Outra forma de verificar o problema que estamos criando para os próximos anos é avaliar os famosos núcleos de inflação. Estes consideram a variação “normal” do índice ao longo do tempo, excluindo oscilações transitórias. A média dos cinco núcleos existentes no país indica inflação acumulada em 12 meses até outubro em 6,28%. Isto é, leitor, excluindo a contribuição dos preços administrados pelo governo, a inflação encontra-se bem próxima ao limite superior da meta, que é de 6,5%. E por que estamos criando esqueletos para os próximos anos?

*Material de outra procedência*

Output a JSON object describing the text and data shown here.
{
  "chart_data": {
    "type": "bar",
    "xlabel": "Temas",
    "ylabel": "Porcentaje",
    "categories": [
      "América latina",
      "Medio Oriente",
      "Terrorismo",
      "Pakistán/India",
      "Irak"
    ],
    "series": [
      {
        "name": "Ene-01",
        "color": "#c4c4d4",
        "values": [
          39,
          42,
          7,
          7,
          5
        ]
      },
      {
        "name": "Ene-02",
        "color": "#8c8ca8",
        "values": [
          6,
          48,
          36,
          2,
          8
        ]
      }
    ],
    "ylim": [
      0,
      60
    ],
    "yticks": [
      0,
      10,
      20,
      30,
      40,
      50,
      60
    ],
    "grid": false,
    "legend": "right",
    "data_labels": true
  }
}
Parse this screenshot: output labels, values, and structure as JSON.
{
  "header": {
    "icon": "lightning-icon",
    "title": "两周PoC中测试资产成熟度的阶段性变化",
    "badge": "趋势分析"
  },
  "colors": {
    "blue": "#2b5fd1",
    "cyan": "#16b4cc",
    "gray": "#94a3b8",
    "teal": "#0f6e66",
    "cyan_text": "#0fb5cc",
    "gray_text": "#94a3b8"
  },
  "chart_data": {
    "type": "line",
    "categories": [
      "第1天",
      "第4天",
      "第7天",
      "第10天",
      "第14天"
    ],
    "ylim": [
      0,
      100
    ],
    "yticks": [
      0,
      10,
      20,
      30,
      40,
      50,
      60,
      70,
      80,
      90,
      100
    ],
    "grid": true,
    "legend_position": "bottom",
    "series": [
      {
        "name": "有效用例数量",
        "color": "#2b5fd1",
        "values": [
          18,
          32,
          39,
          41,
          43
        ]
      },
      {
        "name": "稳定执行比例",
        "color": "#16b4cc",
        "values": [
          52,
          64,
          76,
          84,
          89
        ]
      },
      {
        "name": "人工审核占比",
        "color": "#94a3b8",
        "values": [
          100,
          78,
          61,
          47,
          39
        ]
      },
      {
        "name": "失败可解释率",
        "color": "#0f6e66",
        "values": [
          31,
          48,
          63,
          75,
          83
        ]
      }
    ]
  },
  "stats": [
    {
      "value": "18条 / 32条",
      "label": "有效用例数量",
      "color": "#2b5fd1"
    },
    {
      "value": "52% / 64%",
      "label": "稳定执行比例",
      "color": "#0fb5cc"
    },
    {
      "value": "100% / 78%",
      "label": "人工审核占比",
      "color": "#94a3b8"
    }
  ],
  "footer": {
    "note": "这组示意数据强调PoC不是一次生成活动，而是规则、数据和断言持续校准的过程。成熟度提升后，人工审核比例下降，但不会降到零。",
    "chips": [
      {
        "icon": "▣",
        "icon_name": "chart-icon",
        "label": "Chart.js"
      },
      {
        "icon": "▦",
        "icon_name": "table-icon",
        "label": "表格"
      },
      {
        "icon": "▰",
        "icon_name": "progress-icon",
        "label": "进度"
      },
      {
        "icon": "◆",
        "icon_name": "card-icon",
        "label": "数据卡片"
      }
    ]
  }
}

É simples. Essa forma de “controlar” a inflação não é sustentável ao longo do tempo. Somente com o grupo combustíveis e energia, estima-se que 0,5 pontos percentuais foram retirados do superávit primário. Essa métrica indica a solidez do governo, sendo um dos principais instrumentos utilizados por investidores externos para, dentre outros, colocar dinheiro no país. Em outros termos, se o governo reduz o primário para tentar “controlar” a inflação, acaba prejudicando sua solidez, o que soa como tentar tapar várias goteiras com poucos baldes. Não é factível, portanto, que isso possa continuar indefinidamente. Uma hora, ele deverá reverter esse conjunto de desonerações, para aumentar a arrecadação, o que fará com que aqueles preços artificialmente baixos, sofram correção.

Em assim sendo, ao leitor atento, parece ser esta um tipo de política tola de “controle” inflacionário e, portanto, ineficaz. Como nos lembra Gustavo Franco, nosso país já tentou esse tipo de coisa, até o surgimento do plano real, em 1994. Fizemos uma série de medidas, visando tapar as goteiras do telhado, quando o correto seria mesmo consertar o telhado da economia. Quando o correto seria atacar os problemas que incidem sobre nossa baixa produtividade, que coíbem a expansão da oferta agregada de bens e serviços. Sem isso, leitor, só o que estamos fazendo é adiar a correção desses preços, que virão no futuro próximo. Querendo o governo ou não.